Daher sollte, auch wenn sich die Bequemlichkeiten und die Simplifizierung anbieten, der Umgang mit Messengerdienste betreffend sensibler Daten um Betriebsumfeld wohl durchdacht sein. Nicht immer rechtfertigt die Notwendigkeit das Risiko und nicht immer ist das Bedürfnis an sich schon die Notwendigkeit. Letzten Endes überwiegen die Risiken, einmal bewusst geworden, deutlich. Denn neben der bekannten Möglichkeiten und Zugriffsrechte von US-Behörden, stellen sich noch weitere Hürden.

Im betrieblichen Kontext ist zum Beispiel auf das Recht auf informationelle Selbstbestimmung eines jeden Mitarbeiters zu achten. Dadurch kann niemand gezwungen werden, über personenbezogene Daten auf Messengern zu kommunizieren. Doch eine unternehmens- und teaminterne Verwendung eines Dienstes könnte dieses Recht nämlich auch dann verletzen, wenn die Verwendung des Dienstes freiwillig erfolgt. Denn, wenn das gesamte Team über einen Messenger kommuniziert liegt der Zwang aus schlichter Notwendigkeit nahe, sodass von einer Wahlmöglichkeit faktisch keine Rede mehr sein kann.

Davon abgesehen und in Anlehnung an § 87 Abs. 1 Nr. 6 BetrVG könnte durch die Online/Offline/schreibt-Anzeige des jeweiligen Mitarbeiter Accounts nicht ausgeschlossen werden, dass die dadurch eröffnete Kontrollmöglichkeit des Vorgesetzten erst vom Betriebsrat im Zuge seines Mitbestimmungsrechts abgesegnet werden muss.
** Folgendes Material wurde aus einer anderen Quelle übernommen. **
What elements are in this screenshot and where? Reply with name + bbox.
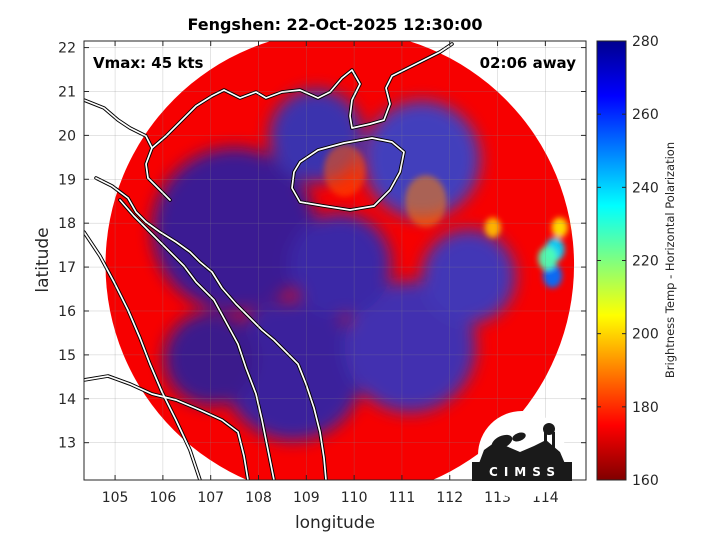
y-tick-label: 17 [58,260,76,276]
x-tick-label: 109 [293,490,320,506]
swath-texture [152,89,516,441]
convection-features [323,144,568,288]
feature-rainband [323,144,366,197]
colorbar [596,40,627,481]
vmax-annotation: Vmax: 45 kts [93,54,203,72]
feature-rainband [484,217,501,238]
x-tick-label: 110 [341,490,368,506]
y-tick-label: 13 [58,436,76,452]
colorbar-tick-label: 280 [632,34,659,50]
swath-texture-blob [152,147,317,312]
grid-lines [84,41,586,480]
time-away-annotation: 02:06 away [480,54,577,72]
x-tick-label: 112 [436,490,463,506]
feature-convection [538,246,558,271]
x-tick-label: 111 [389,490,416,506]
colorbar-ticks: 160 180 200 220 240 260 280 [597,34,659,489]
y-axis-label: latitude [33,227,53,292]
swath-texture-blob [421,229,516,324]
chart-title: Fengshen: 22-Oct-2025 12:30:00 [187,15,482,34]
colorbar-tick-label: 160 [632,473,659,489]
y-tick-label: 22 [58,41,76,57]
x-tick-label: 106 [150,490,177,506]
x-tick-label: 108 [245,490,272,506]
feature-convection [551,217,568,238]
y-tick-label: 15 [58,348,76,364]
y-tick-label: 20 [58,128,76,144]
y-tick-label: 21 [58,84,76,100]
feature-rainband [405,175,447,228]
x-axis-label: longitude [295,513,375,533]
y-tick-label: 19 [58,172,76,188]
y-tick-label: 16 [58,304,76,320]
y-tick-label: 18 [58,216,76,232]
colorbar-label: Brightness Temp - Horizontal Polarizatio… [663,142,677,378]
y-tick-label: 14 [58,392,76,408]
x-tick-label: 107 [197,490,224,506]
colorbar-tick-label: 220 [632,254,659,270]
swath-texture-blob [288,213,392,317]
cimss-logo: CIMSS [472,411,572,499]
x-tick-label: 105 [102,490,129,506]
cimss-logo-text: CIMSS [489,465,561,479]
colorbar-tick-label: 260 [632,107,659,123]
colorbar-tick-label: 180 [632,400,659,416]
coastline-layer [84,42,454,480]
colorbar-tick-label: 200 [632,327,659,343]
colorbar-tick-label: 240 [632,180,659,196]
plot-frame [83,40,587,481]
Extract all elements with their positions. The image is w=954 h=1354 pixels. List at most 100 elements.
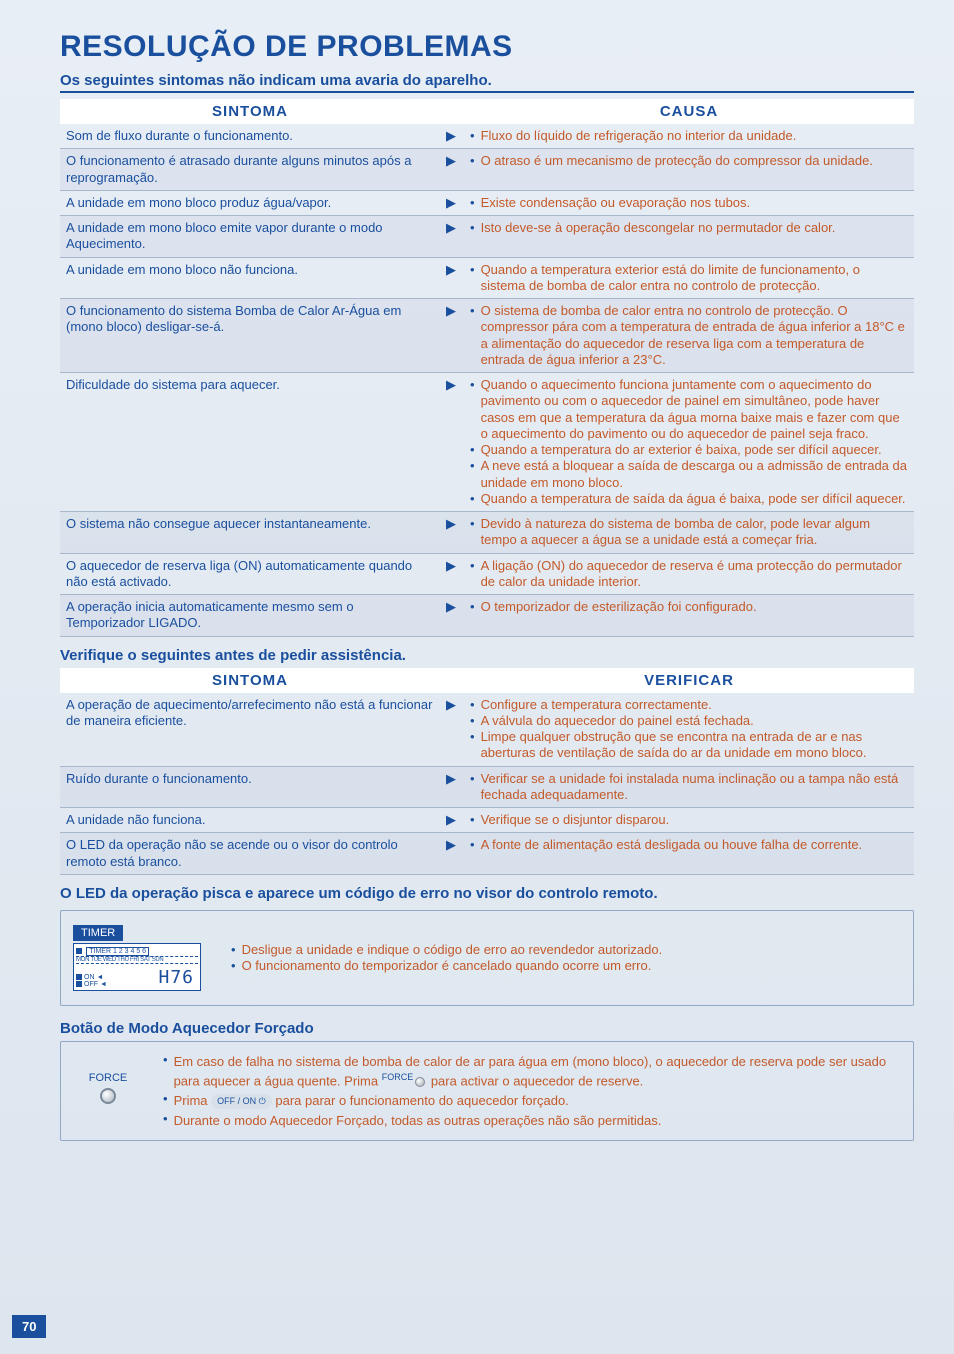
bullet-icon: •	[470, 303, 475, 319]
cause-item: • Verifique se o disjuntor disparou.	[470, 812, 908, 828]
table-row: O funcionamento é atrasado durante algun…	[60, 149, 914, 191]
arrow-icon: ▶	[440, 373, 464, 512]
symptom-cell: Som de fluxo durante o funcionamento.	[60, 124, 440, 149]
force-line-2: Prima OFF / ON ⏻ para parar o funcioname…	[174, 1091, 569, 1111]
table-row: O funcionamento do sistema Bomba de Calo…	[60, 299, 914, 373]
arrow-icon: ▶	[440, 553, 464, 595]
cause-text: Quando o aquecimento funciona juntamente…	[481, 377, 908, 442]
symptom-cell: Ruído durante o funcionamento.	[60, 766, 440, 808]
bullet-icon: •	[470, 812, 475, 828]
bullet-icon: •	[470, 516, 475, 532]
cause-text: A ligação (ON) do aquecedor de reserva é…	[481, 558, 908, 591]
page-subtitle: Os seguintes sintomas não indicam uma av…	[60, 72, 914, 93]
symptom-cell: A unidade em mono bloco não funciona.	[60, 257, 440, 299]
th-sintoma2: SINTOMA	[60, 668, 440, 693]
symptom-cause-table: SINTOMA CAUSA Som de fluxo durante o fun…	[60, 99, 914, 637]
inline-offon-button: OFF / ON ⏻	[211, 1094, 272, 1110]
arrow-icon: ▶	[440, 190, 464, 215]
arrow-icon: ▶	[440, 595, 464, 637]
th-causa: CAUSA	[464, 99, 914, 124]
bullet-icon: •	[470, 442, 475, 458]
arrow-icon: ▶	[440, 693, 464, 767]
cause-cell: • Devido à natureza do sistema de bomba d…	[464, 512, 914, 554]
cause-text: A fonte de alimentação está desligada ou…	[481, 837, 863, 853]
cause-item: •Fluxo do líquido de refrigeração no int…	[470, 128, 908, 144]
timer-inner-label: TIMER	[89, 948, 111, 955]
force-button-graphic: FORCE	[73, 1072, 143, 1104]
cause-item: •Verificar se a unidade foi instalada nu…	[470, 771, 908, 804]
symptom-cell: A operação de aquecimento/arrefecimento …	[60, 693, 440, 767]
table-row: O aquecedor de reserva liga (ON) automat…	[60, 553, 914, 595]
bullet-icon: •	[470, 771, 475, 787]
cause-text: A válvula do aquecedor do painel está fe…	[481, 713, 754, 729]
page-title: RESOLUÇÃO DE PROBLEMAS	[60, 30, 914, 64]
cause-text: Quando a temperatura de saída da água é …	[481, 491, 906, 507]
cause-text: O sistema de bomba de calor entra no con…	[481, 303, 908, 368]
cause-cell: •O temporizador de esterilização foi con…	[464, 595, 914, 637]
led-section-title: O LED da operação pisca e aparece um cód…	[60, 885, 914, 902]
cause-item: •O atraso é um mecanismo de protecção do…	[470, 153, 908, 169]
table-row: A unidade em mono bloco produz água/vapo…	[60, 190, 914, 215]
cause-item: • Quando o aquecimento funciona juntament…	[470, 377, 908, 442]
bullet-icon: •	[470, 377, 475, 393]
symptom-cell: O funcionamento é atrasado durante algun…	[60, 149, 440, 191]
timer-diagram: TIMER TIMER 1 2 3 4 5 6 MON TUE WED THU …	[73, 923, 213, 993]
cause-text: Verifique se o disjuntor disparou.	[481, 812, 670, 828]
led-bullet-2: O funcionamento do temporizador é cancel…	[242, 958, 652, 973]
table-row: A unidade não funciona.▶ • Verifique se o …	[60, 808, 914, 833]
cause-cell: • A ligação (ON) do aquecedor de reserva …	[464, 553, 914, 595]
arrow-icon: ▶	[440, 149, 464, 191]
cause-cell: •O atraso é um mecanismo de protecção do…	[464, 149, 914, 191]
bullet-icon: •	[470, 837, 475, 853]
table-row: A unidade em mono bloco emite vapor dura…	[60, 216, 914, 258]
on-square	[76, 974, 82, 980]
cause-cell: • A fonte de alimentação está desligada o…	[464, 833, 914, 875]
cause-item: •O temporizador de esterilização foi con…	[470, 599, 908, 615]
timer-off: OFF	[84, 981, 98, 988]
force-line-3: Durante o modo Aquecedor Forçado, todas …	[174, 1111, 662, 1131]
timer-top-label: TIMER	[73, 925, 123, 941]
cause-cell: •Quando a temperatura exterior está do l…	[464, 257, 914, 299]
error-code: H76	[158, 967, 194, 988]
cause-text: Devido à natureza do sistema de bomba de…	[481, 516, 908, 549]
arrow-icon: ▶	[440, 766, 464, 808]
bullet-icon: •	[470, 599, 475, 615]
symptom-cell: O sistema não consegue aquecer instantan…	[60, 512, 440, 554]
arrow-icon: ▶	[440, 124, 464, 149]
symptom-cell: A unidade em mono bloco produz água/vapo…	[60, 190, 440, 215]
force-box: FORCE • Em caso de falha no sistema de b…	[60, 1041, 914, 1141]
led-bullet-1: Desligue a unidade e indique o código de…	[242, 942, 663, 957]
cause-item: •A válvula do aquecedor do painel está f…	[470, 713, 908, 729]
symptom-cell: A unidade em mono bloco emite vapor dura…	[60, 216, 440, 258]
arrow-icon: ▶	[440, 808, 464, 833]
force-line-1: Em caso de falha no sistema de bomba de …	[174, 1052, 901, 1091]
cause-cell: • Isto deve-se à operação descongelar no …	[464, 216, 914, 258]
th-sintoma: SINTOMA	[60, 99, 440, 124]
cause-text: Quando a temperatura exterior está do li…	[481, 262, 908, 295]
th-verificar: VERIFICAR	[464, 668, 914, 693]
th-spacer	[440, 99, 464, 124]
bullet-icon: •	[470, 729, 475, 745]
arrow-icon: ▶	[440, 257, 464, 299]
timer-days: MON TUE WED THU FRI SAT SUN	[76, 956, 198, 964]
force-text: • Em caso de falha no sistema de bomba d…	[163, 1052, 901, 1130]
cause-text: Isto deve-se à operação descongelar no p…	[481, 220, 836, 236]
arrow-icon: ▶	[440, 833, 464, 875]
force-section-title: Botão de Modo Aquecedor Forçado	[60, 1020, 914, 1037]
timer-panel: TIMER 1 2 3 4 5 6 MON TUE WED THU FRI SA…	[73, 943, 201, 991]
th-spacer2	[440, 668, 464, 693]
symptom-cell: A operação inicia automaticamente mesmo …	[60, 595, 440, 637]
cause-item: • O sistema de bomba de calor entra no co…	[470, 303, 908, 368]
cause-item: •Limpe qualquer obstrução que se encontr…	[470, 729, 908, 762]
symptom-cell: A unidade não funciona.	[60, 808, 440, 833]
cause-item: •A neve está a bloquear a saída de desca…	[470, 458, 908, 491]
bullet-icon: •	[470, 153, 475, 169]
arrow-icon: ▶	[440, 512, 464, 554]
bullet-icon: •	[470, 558, 475, 574]
table-row: Ruído durante o funcionamento.▶•Verifica…	[60, 766, 914, 808]
force-section: Botão de Modo Aquecedor Forçado FORCE • …	[60, 1020, 914, 1141]
table-row: A unidade em mono bloco não funciona.▶•Q…	[60, 257, 914, 299]
led-text: •Desligue a unidade e indique o código d…	[231, 942, 662, 975]
bullet-icon: •	[470, 220, 475, 236]
page-number: 70	[12, 1315, 46, 1338]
Erschwerend hinzu käme, wenn ein Beteiligter des Gruppenchats ein älteres Gerät mit einem älteren Client hat, der die Ende-zu-Ende-Verschlüsselung noch nicht unterstützt, sodass die gesamten personenbezogenen Daten nun unverschlüsselt ausgetauscht werden würden.
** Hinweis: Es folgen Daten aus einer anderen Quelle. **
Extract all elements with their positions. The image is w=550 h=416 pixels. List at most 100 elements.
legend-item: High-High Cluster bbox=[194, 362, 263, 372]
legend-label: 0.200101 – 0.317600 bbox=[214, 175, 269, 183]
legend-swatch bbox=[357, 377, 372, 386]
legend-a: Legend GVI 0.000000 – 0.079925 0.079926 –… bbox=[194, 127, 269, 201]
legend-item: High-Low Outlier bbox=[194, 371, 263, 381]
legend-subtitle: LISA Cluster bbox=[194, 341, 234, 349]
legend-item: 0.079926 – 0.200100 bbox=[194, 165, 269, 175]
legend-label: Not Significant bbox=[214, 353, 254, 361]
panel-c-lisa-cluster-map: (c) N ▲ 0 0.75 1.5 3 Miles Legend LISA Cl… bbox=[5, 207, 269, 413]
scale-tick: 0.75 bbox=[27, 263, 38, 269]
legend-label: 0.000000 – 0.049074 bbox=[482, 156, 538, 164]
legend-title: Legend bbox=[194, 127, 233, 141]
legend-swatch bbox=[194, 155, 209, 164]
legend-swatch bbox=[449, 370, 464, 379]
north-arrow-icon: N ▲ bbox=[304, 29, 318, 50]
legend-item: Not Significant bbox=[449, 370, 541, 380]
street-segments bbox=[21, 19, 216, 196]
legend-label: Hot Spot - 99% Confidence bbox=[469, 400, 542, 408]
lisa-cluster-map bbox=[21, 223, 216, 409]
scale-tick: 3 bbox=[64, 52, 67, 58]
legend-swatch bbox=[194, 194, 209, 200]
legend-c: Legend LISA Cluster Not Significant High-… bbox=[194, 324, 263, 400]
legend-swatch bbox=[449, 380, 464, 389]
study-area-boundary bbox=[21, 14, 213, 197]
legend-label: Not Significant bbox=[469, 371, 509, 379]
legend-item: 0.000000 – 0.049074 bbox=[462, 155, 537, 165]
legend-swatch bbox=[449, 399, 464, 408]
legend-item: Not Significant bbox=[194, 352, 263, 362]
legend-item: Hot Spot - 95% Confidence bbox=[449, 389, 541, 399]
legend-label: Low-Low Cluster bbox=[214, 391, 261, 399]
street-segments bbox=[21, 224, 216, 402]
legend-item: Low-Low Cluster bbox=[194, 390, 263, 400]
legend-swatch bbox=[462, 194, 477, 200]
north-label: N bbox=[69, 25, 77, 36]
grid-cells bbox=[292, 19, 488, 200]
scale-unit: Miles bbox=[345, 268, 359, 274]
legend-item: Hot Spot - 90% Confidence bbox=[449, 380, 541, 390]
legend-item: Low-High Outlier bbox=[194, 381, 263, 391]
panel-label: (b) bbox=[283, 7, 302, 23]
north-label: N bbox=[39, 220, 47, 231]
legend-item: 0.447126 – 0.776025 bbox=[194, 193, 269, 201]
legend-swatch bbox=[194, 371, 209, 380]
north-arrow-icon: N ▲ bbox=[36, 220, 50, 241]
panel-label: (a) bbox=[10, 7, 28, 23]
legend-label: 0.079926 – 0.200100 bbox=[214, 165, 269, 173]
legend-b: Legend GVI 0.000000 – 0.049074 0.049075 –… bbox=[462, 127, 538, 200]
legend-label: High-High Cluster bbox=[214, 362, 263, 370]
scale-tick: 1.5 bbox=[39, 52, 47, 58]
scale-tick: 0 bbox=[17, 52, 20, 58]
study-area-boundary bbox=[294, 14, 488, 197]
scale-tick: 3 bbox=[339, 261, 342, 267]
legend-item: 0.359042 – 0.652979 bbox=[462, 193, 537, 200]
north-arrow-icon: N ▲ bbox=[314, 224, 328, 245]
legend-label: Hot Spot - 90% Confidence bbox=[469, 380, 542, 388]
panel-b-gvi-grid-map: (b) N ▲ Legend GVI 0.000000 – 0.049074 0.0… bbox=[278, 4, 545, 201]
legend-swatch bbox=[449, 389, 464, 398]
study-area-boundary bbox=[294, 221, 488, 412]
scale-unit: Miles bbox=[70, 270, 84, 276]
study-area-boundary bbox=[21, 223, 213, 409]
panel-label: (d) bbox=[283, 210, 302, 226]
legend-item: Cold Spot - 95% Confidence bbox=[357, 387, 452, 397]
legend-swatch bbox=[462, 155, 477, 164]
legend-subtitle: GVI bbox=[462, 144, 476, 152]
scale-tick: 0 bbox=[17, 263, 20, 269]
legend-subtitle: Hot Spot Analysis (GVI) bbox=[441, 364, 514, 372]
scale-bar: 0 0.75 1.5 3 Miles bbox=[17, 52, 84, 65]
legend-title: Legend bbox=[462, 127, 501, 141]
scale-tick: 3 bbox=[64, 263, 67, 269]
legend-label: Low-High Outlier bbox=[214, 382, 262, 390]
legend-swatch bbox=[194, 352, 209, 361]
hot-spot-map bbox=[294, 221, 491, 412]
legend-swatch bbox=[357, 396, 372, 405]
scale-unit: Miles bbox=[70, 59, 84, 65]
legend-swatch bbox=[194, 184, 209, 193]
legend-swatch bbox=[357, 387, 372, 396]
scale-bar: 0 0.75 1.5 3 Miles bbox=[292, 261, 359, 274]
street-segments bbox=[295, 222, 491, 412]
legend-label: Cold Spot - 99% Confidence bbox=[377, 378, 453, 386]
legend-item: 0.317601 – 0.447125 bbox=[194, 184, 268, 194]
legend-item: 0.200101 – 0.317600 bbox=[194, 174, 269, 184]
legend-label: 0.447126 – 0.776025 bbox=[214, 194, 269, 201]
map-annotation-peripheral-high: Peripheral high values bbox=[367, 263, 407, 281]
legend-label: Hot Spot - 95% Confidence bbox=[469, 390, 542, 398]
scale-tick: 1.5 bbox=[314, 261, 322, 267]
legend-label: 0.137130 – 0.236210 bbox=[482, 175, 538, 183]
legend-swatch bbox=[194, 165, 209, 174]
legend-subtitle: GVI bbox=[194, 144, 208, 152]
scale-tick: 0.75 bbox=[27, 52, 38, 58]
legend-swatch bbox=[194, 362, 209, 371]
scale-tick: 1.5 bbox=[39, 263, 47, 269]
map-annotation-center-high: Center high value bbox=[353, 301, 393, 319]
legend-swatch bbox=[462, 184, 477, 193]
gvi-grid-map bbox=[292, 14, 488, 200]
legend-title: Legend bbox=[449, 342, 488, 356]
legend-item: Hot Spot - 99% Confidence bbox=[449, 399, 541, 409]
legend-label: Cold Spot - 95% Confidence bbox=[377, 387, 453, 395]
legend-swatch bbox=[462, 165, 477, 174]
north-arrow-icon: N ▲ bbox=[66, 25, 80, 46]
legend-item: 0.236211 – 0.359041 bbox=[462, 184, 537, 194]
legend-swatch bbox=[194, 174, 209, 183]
Schlussendlich wird regelmäßig auch einer Verletzung von Art. 25 DS-GVO Gefahr gelaufen, wonach der Verantwortliche sowohl im Zeitpunkt der Festlegung der Mittel für die Verarbeitung als auch zum Zeitpunkt der eigentlichen Verarbeitung geeignete technische und organisatorische Maßnahmen – wie z.B. Pseudonymisierung – zu treffen hat, die dafür ausgelegt sind, die Datenschutzgrundsätze wie etwas Datenminimierung wirksam umzusetzen.

Mittlerweile stellt sich jedoch schon gar nicht mehr die Frage des „Ob“, sondern nur noch die des „Wie“. Zu essentiell und manifestiert sind die weitreichenden Möglichkeiten und bereits lange vor der Debatte implementierten Kommunikationswege. Doch spätestens bei der Frage des „Wie“ ist eine datenschutzkonforme Risikoabwägung und entsprechende Transformation der Prozesse unerlässlich. Dabei sind für die Rechtfertigung unter anderem die Sensibilität und er Umfang der. Übermittelten Daten, die Unternehmensstruktur, die Branche, das Geschäftsfeld und die Intention notwendige Abwägungskriterien.

Bei Unsicherheiten oder einem mangelnden Datenschutzkonzept, was die Nutzung von unternehmensinternen Messengerdiensten trotz evidentem Vorliegen nicht abdeckt, sollte fachlicher Rat konsultiert werde, um schnellstmöglich datenschutzkonform und dennoch weiterhin effizient zu bleiben.